The recruited boys were collected by Ottoman officials and taken to Istanbul, where they were entered on a register (with a detailed description in case someone escaped), circumcised and forcibly converted to Islam. The most beautiful or cleverest were sent to the palace, where they were trained. These guys could achieve very high ranks and many of them eventually became pashas or viziers. The rest of the boys were initially sent to work on farms for eight years, where the children simultaneously learned Turkish and developed physically.

By the age of twenty, they were officially janissaries, elite soldiers of the empire who were renowned for iron discipline and loyalty. The blood tribute system became obsolete in the early 18th century, when the children of the Janissaries were allowed to join the corps, which thus became self-sustaining.

9. Slavery as a tradition

Slavery as a tradition
Slavery as a tradition

Although devshirme (slavery) was gradually abandoned during the 17th century, this phenomenon continued to be a key feature of the Ottoman system until the late 19th century. Most of the slaves were imported from Africa or the Caucasus (the Adyghes were especially valued), while the Crimean Tatar raids ensured a constant influx of Russians, Ukrainians and Poles.

Initially it was forbidden to enslave Muslims, but this rule was quietly forgotten when the influx of non-Muslims began to dry out. Islamic slavery has largely developed independently of Western slavery and, therefore, had a number of significant differences. For example, it was somewhat easier for Ottoman slaves to gain freedom or achieve some kind of influence in society.

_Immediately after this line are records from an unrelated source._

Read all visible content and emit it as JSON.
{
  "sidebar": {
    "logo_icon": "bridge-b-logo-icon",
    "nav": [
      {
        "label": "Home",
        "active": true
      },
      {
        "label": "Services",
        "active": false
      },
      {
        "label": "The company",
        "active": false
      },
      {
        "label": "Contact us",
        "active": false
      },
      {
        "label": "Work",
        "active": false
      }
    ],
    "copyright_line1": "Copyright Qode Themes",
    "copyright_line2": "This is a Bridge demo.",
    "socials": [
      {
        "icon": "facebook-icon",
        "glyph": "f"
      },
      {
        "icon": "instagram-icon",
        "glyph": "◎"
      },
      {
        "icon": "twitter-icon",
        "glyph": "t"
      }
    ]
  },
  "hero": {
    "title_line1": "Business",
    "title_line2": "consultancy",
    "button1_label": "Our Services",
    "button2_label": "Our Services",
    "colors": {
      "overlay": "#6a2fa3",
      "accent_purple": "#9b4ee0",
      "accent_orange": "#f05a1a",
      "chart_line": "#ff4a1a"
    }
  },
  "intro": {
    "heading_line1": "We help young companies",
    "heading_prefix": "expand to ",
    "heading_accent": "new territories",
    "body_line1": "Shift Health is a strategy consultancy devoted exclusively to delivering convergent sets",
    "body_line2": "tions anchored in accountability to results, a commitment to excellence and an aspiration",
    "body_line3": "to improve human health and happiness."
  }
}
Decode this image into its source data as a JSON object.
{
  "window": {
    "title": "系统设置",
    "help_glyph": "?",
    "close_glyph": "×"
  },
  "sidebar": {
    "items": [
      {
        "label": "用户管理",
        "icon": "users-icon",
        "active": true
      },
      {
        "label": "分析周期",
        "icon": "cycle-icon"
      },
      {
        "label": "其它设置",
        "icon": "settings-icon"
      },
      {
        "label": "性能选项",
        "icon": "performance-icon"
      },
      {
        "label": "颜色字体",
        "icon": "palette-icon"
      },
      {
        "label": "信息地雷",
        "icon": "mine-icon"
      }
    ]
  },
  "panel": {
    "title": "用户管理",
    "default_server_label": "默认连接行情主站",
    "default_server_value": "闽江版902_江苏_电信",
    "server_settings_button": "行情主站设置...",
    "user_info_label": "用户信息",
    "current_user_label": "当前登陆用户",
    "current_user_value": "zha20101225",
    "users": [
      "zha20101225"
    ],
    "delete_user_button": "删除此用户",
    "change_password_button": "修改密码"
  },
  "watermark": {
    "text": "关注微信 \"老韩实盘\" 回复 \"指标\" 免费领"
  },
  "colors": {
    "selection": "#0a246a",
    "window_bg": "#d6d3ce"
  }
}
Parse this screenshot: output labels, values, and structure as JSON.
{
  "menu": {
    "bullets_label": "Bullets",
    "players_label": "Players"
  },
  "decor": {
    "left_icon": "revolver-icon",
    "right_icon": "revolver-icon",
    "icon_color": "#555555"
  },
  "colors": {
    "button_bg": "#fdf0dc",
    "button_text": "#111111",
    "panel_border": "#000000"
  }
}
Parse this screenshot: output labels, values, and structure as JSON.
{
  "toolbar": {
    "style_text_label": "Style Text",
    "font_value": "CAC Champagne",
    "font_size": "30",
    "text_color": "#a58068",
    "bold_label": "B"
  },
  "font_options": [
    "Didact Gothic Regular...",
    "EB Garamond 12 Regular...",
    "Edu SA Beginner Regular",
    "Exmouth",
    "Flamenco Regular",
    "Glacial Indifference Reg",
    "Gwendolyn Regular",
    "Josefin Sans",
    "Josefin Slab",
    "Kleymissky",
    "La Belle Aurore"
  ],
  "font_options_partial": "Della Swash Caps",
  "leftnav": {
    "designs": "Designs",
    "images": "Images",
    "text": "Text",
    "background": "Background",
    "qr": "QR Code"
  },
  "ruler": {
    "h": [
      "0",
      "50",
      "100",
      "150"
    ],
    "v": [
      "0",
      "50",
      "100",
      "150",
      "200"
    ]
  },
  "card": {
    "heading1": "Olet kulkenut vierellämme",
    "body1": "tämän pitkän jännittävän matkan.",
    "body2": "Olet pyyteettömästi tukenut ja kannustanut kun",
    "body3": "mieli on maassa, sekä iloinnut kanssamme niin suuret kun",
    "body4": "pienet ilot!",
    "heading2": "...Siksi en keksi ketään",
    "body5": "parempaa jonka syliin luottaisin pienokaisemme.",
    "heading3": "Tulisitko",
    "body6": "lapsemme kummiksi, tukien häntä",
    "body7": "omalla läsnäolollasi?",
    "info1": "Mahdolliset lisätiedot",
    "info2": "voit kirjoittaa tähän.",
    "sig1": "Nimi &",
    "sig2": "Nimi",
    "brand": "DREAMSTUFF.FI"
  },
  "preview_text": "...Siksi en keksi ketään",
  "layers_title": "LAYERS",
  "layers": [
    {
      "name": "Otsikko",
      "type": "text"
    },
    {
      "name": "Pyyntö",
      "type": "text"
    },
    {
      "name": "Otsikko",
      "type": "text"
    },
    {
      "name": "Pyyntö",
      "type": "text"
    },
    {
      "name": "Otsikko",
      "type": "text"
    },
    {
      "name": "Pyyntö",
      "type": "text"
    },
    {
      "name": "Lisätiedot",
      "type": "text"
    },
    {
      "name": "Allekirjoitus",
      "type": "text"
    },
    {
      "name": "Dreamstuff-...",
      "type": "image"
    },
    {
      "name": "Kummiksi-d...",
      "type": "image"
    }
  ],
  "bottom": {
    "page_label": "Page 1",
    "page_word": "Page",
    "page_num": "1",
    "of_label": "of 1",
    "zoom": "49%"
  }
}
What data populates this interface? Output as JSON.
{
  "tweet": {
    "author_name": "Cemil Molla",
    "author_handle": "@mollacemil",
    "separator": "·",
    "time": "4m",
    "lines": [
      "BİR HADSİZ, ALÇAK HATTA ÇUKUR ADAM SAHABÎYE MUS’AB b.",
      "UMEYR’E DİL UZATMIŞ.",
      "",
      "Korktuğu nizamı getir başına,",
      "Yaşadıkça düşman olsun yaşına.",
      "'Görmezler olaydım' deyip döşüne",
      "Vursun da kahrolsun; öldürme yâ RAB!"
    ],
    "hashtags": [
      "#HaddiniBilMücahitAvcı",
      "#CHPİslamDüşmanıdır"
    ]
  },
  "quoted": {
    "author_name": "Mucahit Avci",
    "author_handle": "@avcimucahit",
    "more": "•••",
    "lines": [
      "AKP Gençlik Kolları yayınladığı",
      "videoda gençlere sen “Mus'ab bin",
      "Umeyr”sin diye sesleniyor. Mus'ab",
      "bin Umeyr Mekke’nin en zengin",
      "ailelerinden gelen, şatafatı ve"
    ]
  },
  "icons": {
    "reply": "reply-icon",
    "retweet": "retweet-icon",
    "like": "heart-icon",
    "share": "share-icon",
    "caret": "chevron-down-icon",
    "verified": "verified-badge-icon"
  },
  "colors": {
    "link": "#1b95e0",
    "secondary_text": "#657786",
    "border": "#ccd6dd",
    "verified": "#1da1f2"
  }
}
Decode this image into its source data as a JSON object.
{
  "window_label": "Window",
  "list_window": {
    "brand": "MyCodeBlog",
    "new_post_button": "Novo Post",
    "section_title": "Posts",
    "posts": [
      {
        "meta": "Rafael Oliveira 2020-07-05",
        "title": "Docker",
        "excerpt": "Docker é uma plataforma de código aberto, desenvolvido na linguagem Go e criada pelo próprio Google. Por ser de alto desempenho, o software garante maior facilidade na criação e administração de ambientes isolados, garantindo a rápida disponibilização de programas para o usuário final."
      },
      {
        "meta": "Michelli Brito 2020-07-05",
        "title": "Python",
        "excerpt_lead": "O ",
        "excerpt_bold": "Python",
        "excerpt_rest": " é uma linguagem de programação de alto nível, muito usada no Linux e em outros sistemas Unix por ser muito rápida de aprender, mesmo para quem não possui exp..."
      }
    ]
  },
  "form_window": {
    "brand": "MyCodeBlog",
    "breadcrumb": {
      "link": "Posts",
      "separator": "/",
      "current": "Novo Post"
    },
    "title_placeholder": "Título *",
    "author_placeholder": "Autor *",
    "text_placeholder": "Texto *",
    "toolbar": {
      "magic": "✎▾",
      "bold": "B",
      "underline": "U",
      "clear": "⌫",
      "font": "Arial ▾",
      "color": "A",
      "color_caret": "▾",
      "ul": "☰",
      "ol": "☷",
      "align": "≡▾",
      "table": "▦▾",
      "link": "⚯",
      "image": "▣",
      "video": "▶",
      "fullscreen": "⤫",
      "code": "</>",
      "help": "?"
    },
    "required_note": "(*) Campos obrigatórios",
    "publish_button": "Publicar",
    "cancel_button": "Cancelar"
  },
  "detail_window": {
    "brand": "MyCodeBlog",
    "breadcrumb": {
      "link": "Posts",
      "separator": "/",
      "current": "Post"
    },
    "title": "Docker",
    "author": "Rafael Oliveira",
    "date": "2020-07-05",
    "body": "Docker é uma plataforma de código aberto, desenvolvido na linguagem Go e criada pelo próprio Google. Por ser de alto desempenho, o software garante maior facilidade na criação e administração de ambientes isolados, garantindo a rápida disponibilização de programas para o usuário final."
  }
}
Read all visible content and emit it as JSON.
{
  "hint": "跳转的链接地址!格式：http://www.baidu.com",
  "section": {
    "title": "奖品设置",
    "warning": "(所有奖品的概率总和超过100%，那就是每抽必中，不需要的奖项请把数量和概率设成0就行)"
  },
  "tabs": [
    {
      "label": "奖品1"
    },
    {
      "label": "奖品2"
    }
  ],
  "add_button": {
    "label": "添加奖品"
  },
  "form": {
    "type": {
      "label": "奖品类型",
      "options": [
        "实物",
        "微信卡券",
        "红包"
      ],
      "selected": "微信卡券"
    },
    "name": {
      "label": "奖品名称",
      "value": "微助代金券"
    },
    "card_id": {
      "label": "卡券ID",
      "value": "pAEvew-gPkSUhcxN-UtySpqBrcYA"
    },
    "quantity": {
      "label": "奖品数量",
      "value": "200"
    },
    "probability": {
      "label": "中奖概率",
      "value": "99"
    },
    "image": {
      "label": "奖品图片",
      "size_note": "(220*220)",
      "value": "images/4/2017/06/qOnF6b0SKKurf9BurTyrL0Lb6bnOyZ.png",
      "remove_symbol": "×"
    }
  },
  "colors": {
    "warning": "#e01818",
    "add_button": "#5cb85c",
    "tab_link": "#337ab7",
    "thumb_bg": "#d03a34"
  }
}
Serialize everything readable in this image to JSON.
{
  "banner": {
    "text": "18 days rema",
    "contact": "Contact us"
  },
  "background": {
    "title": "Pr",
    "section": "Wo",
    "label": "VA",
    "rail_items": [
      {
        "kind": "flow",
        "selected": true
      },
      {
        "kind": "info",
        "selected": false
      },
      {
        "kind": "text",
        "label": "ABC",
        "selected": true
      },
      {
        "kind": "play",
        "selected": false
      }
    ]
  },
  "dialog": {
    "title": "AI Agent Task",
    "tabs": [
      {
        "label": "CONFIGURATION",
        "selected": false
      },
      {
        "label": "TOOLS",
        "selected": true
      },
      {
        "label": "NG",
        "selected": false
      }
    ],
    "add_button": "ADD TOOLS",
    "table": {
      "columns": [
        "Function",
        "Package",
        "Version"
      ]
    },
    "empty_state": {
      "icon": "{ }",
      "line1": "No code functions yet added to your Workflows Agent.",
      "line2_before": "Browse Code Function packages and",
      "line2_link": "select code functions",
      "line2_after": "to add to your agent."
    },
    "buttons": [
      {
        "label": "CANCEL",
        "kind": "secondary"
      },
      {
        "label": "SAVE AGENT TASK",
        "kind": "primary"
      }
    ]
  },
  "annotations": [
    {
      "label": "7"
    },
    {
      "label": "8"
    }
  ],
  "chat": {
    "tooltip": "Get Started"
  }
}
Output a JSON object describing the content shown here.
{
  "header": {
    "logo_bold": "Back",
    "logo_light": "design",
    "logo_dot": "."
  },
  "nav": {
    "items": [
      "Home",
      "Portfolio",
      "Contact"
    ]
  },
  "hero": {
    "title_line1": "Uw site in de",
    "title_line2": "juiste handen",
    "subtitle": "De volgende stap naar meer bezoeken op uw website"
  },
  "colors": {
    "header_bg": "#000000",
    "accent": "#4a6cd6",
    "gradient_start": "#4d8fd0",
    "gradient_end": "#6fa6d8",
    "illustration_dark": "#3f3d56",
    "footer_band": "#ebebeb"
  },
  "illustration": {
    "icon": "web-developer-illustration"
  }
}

But there is no doubt that Ottoman slavery was incredibly brutal.

Millions of people died in slave raids or grueling labor. And that's not even mentioning the castration process that was used to join the ranks of eunuchs. The fact that the Ottomans imported millions of slaves from Africa, while very few people of African descent remained in modern Turkey, testify to what the mortality rate among slaves was.

10. Massacres

With all of the above, we can say that the Ottomans were a fairly loyal empire. Apart from the devshirme, they made no real attempt to convert non-Muslim subjects to their faith. They accepted Jews after they were expelled from Spain. They never discriminated against their subjects, and the empire was often ruled (we are talking about officials) by Albanians and Greeks. But when the Turks felt threatened, they acted very cruelly.

Selim the Terrible, for example, was deeply alarmed by the Shiites, who denied his authority as a protector of Islam and could be "double agents" of Persia. As a result, he slaughtered almost the entire east of the empire (at least 40,000 Shiites died and their villages were razed to the ground). When the Greeks first began to seek independence, the Ottomans resorted to the help of the Albanian partisans, who carried out a series of terrible pogroms.

As the empire waned, it lost much of its former tolerance for minorities. By the 19th century, mass murder had become much more common. This reached its climax in 1915, when in the empire, just two years before its collapse, 75 percent of the entire Armenian population (about 1.5 million people) was massacred.